Jeroen Wijering was a university student in the Netherlands who was dissatisfied with the ads and downloads that used to be necessary for watching videos on the internet, so he took the initiative and created his own online player. This player was built into web browsers, and allowed flash and similar applications to run online without any downloads. As the founder and creator of JW Player, Wijering arrived at the game before most people even realized it had begun. Before it was acquired by Google, all Youtube videos ran through JW Player. Today, JW Player has a team of 160 people, and is used by 2.5 million websites, ranging from small blogs to big companies like Fox, ESPN, Redbull, and Vice. They are responsible for streaming over fifteen billion videos, and have expanded from their origins as a video player to offer video hosting and transcoding capabilities, as well as data technology around analytics and digital recommendation.

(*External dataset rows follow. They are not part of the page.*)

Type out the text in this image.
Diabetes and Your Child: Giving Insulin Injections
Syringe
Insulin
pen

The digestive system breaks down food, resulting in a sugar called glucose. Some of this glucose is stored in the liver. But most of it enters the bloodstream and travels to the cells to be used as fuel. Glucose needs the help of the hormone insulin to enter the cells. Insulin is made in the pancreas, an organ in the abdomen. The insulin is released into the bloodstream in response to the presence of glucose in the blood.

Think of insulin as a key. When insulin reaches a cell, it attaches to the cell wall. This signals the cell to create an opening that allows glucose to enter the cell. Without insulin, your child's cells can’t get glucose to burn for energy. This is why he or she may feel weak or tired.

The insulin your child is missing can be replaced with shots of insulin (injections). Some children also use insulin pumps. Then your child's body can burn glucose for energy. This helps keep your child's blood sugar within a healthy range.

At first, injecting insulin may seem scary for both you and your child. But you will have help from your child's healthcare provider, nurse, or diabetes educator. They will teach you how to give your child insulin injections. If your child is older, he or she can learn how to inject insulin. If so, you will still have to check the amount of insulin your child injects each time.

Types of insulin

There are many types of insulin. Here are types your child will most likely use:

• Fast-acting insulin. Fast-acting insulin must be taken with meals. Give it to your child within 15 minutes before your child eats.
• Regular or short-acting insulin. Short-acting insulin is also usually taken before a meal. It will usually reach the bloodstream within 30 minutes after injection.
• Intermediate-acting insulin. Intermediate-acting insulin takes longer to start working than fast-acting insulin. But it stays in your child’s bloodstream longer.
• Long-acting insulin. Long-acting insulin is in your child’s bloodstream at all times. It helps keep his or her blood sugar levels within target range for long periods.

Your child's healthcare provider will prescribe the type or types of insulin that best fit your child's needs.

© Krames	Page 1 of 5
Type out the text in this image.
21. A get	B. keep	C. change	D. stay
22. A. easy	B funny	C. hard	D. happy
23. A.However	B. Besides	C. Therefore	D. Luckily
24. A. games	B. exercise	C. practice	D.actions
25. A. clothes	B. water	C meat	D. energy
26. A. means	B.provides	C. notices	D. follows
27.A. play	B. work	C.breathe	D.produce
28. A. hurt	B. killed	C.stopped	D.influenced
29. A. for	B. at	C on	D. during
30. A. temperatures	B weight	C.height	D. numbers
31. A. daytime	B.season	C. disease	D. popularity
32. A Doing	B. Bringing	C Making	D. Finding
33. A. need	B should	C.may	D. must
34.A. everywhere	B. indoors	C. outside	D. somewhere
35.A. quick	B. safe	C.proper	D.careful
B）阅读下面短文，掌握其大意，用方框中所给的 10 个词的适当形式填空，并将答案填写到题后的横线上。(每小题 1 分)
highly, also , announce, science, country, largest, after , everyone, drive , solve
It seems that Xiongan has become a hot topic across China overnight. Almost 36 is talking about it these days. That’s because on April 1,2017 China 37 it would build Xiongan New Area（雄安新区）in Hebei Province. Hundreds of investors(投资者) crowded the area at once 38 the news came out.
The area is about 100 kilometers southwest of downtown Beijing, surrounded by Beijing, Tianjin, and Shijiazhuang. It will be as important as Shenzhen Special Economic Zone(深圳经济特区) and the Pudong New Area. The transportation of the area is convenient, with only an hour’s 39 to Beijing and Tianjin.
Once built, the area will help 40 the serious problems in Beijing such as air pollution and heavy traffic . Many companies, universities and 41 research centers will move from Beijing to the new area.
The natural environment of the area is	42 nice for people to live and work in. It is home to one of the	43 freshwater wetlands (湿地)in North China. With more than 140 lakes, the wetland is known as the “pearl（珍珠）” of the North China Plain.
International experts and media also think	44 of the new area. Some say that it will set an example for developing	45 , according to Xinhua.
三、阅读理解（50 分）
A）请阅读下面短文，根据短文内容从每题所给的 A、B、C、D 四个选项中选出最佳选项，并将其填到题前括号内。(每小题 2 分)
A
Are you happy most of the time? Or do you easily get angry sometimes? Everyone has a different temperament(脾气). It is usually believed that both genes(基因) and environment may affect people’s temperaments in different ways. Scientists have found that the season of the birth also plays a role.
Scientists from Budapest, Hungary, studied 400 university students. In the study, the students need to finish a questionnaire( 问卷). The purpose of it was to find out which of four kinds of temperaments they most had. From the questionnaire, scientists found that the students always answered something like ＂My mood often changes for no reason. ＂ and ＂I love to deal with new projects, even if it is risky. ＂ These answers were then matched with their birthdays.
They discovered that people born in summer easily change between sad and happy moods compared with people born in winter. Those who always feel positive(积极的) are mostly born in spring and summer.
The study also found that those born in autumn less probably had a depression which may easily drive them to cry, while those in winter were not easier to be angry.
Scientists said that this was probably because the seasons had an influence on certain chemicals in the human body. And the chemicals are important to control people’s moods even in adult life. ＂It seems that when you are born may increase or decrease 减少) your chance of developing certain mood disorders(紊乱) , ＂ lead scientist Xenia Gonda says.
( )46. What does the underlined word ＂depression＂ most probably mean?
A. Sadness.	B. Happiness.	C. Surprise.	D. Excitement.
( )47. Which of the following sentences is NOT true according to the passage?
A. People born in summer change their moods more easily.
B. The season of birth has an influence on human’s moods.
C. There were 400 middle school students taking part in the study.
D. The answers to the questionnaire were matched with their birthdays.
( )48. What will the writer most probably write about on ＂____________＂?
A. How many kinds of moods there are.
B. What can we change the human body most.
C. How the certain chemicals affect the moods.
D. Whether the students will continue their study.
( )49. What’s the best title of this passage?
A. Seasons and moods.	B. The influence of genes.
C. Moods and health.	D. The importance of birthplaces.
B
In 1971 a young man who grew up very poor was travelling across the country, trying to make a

In this episode of Philanthrocapitalism, host Matthew Bishop speaks to Wijering about the questions surrounding digital content moving forward. Wijering reveals that the ultimate competition his clients face for consumer attention does not come from Netflix or Amazon, but rather social media platforms such as Facebook, Snapchat, and Youtube that are found to be taking up the largest chunk of people’s time budgets. This means that Wijering’s responsibilities lie in assisting his customers in getting their content socialized, which means figuring out ways to deliver their content to mobile devices and smart TVs. Facebook and Youtube have become very good at enabling consumers to discover content, and outreach goals now entail figuring out how to turn one video play into two or three video plays. Such interaction with content will ideally lead consumers to external company sites through their social media. The issue faced now is the fact that there is not enough video content compared to the amount of advertising available. Ads will have to become increasingly targeted, and analysis of consumer viewing habits will have to get more complex.
Jeroen Wijering predicts the large issues moving forward are going to revolve around the decline in cable subscriptions, and consumer migration to digital services. Media companies will attempt to move into digital services, and with the kind of content they aim to distribute, they will be threatened not only by social media, but with the dominant streaming services as well. Wijering notes how the most important innovations will be in conceptualizing ways to improve the ease of accessibility of content. Wijering declares that the path to ideal distribution will entail discovering standard means for content publishers, publishers that are not part of the dominant services, to make their way onto consumer devices.